Question

Match the solution with the problem. A. 10001100 B. 10011110 C. 1101010 D. 1100000 E. 1010001 F. 1111000 \(1110011+11001\) (binary addition)

Short answer

The sum of the binary numbers is option F: 1111000.

Step-by-step solution

Align Binary Numbers

First, write the binary numbers one on top of the other, aligning them to the right. Make sure both numbers have the same digit length by prepping with zeros if necessary: ``` 01110011 + 00011001 ``` Here, we prepended zeros to the second number for clarity in addition.

Add Rightmost Digits

Begin the addition from the rightmost digits. In binary, 1 + 1 equals 10. So, write 0 and carry over 1 to the next column: ``` 01110011 + 00011001 --------- 0 (and carry 1) ```

Continue Addition for Each Column

Move to the next column left, add 1 + 1 (current column) + 1 (carry), which equals 11 (3 in decimal). Write down 1 and carry over 1: ``` 01110011 + 00011001 --------- 10 (and carry 1) ```

Repeat Process

Continue this process across each column: - Third column: 0 + 0 + 1 (carry) = 1. Write down 1: - Fourth column: 1 + 1 = 10. Write down 0, carry over 1. - Fifth column: 1 + 1 + 1 (carry) = 11. Write down 1, carry over 1. This process continues throughout all columns: ``` 01110011 + 00011001 --------- 01111100 ```

Check Final Column Carry

Ensure to check for any remaining carry from the leftmost column. In this case, the final carry does not require a new digit. If there had been, it would have been written as an additional digit on the left. Thus, the sum of the binary numbers is: ``` 01111100 ```

Match to the Options

The binary result from the addition (01111100) is equivalent to 111100 in decimal representation. Match this result to the given options: - A. 10001100 - B. 10011110 - C. 1101010 - D. 1100000 - E. 1010001 - F. 1111000 Option F (1111000) appears to be the closest match in binary form.

Key concepts

Understanding Binary Numbers

Binary numbers are the building blocks of digital systems. Unlike the decimal system that uses ten digits (0-9), the binary system only uses two digits, 0 and 1.
This simplicity allows computers to process data efficiently. Each digit in a binary number is a 'bit'. The rightmost bit is the least significant, and as you move left, each bit increases in significance, akin to decimal's places of tens, hundreds, etc.
In binary, these are referred to as powers of 2. For example, the binary number 1101 is equivalent to decimal 13, as it represents \( 1 \times 2^3 + 1 \times 2^2 + 0 \times 2^1 + 1 \times 2^0 \).
Mastering binary numbers is crucial for understanding binary addition, a fundamental operation in computing.

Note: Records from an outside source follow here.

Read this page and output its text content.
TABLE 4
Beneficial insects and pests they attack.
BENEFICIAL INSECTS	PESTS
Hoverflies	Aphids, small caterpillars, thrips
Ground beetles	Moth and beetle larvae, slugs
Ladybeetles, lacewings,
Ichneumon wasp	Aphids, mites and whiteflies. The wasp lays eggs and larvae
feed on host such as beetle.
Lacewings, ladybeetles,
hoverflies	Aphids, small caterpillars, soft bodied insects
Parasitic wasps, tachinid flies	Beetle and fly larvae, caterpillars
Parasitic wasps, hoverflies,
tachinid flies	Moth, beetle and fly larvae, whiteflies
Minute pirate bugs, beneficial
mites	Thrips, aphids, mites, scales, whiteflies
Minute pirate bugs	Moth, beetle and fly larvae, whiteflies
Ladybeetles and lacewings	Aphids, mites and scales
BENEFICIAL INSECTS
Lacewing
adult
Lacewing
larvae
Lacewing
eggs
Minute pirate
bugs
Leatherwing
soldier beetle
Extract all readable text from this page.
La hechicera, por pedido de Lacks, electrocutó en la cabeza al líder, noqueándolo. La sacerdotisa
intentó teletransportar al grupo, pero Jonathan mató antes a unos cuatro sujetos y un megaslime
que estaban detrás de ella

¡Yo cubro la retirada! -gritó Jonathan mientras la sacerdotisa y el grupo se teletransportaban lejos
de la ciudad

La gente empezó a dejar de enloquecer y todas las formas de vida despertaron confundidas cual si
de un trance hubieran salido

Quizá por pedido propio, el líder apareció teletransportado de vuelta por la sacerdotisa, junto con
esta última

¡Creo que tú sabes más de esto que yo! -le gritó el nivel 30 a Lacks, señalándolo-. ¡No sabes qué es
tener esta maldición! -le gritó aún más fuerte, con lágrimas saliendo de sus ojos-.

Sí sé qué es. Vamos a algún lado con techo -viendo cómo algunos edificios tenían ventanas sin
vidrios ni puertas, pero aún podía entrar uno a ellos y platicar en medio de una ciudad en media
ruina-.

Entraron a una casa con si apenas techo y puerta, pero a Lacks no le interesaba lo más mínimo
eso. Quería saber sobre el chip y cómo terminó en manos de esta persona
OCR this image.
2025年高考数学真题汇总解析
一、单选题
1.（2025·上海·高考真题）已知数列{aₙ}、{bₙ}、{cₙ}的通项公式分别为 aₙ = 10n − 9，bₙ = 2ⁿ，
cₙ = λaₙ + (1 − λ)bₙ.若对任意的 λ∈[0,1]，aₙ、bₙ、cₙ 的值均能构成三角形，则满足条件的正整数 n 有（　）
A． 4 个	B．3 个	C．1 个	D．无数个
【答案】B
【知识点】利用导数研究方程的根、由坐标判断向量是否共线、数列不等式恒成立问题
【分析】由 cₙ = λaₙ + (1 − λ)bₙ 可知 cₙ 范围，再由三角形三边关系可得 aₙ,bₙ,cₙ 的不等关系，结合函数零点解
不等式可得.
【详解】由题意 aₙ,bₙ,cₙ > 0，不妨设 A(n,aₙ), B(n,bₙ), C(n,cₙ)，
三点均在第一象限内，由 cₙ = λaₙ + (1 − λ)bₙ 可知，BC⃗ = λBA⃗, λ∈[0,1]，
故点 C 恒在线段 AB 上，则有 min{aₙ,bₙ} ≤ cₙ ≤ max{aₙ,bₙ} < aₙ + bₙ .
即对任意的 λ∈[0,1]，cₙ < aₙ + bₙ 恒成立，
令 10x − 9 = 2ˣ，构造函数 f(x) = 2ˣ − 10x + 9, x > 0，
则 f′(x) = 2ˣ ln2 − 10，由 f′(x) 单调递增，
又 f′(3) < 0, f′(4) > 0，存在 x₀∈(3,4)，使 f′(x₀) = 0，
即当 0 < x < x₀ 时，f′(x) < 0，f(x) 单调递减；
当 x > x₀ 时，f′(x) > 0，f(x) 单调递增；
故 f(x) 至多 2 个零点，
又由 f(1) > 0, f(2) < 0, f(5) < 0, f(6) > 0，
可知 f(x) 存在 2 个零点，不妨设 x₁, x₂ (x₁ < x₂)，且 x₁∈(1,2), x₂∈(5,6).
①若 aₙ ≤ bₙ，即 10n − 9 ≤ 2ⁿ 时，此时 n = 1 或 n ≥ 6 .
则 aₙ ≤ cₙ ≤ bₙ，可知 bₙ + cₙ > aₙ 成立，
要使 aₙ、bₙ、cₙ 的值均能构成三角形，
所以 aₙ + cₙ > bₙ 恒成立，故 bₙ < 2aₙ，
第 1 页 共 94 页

Step-by-Step Solution to Binary Addition

Adding binary numbers requires careful alignment and understanding of their addition rules. Just like in decimal addition, binary addition starts from the rightmost digit.
You add each corresponding pair of digits from the two numbers, just as you would with their decimal counterparts. The twist is in the carrying.
In binary, when you add 1 and 1, you get 10, which is conceptually similar to saying 10 in decimal means carry over 1 to the next column. Here's a step-by-step for clarity:

• Align the numbers: Ensure they are of equal length by padding zeros on the shorter one.
• Add from the right: Begin adding each bit from right to left. Keep a tally of any carries to the next digit.
• Record carries: When a column sums to 10 (binary), carry 1 to the next column.

This process is repeated until all columns are completed, ensuring a correct sum of binary numbers.

Understanding Carry in Binary Addition

The carry in binary addition is pivotal to obtaining the correct sum. In binary, carrying occurs more frequently than in decimal addition because the base is smaller (base 2 vs. base 10).
When you add 1 + 1 in binary, the sum is 10. Here, 0 stays in the current column, while 1 is carried over to the next column on the left.
Let's break it down: suppose you're adding two binary numbers where several bits are 1; as you progress from right to left, every instance of 1 + 1 requires a carryover.

• Carries stack when the next column addition also results in another carry.
• Each carry represents the smallest unit moving to a higher place value.

Effectively managing carryovers ensures the accuracy of binary addition results, similar to decimals but based on binary's base.

Aligning Binary Numbers for Addition

Proper alignment of binary numbers is essential before commencing addition. It involves matching the digits by their place values, starting from the rightmost side.
In cases where binary numbers of different lengths are to be added, it's crucial to prepend zeros to the shorter number. This aligns their least significant bits (rightmost digits).

• Why align? Correct alignment ensures that each bit is correctly positioned according to its value, just like aligning tens, hundreds, and thousands in decimal.
• How to align: Simply add leading zeros to the number with fewer digits until both numbers have the same length.

This simple but important step guarantees that during binary addition, calculations are accurate and reflect real values.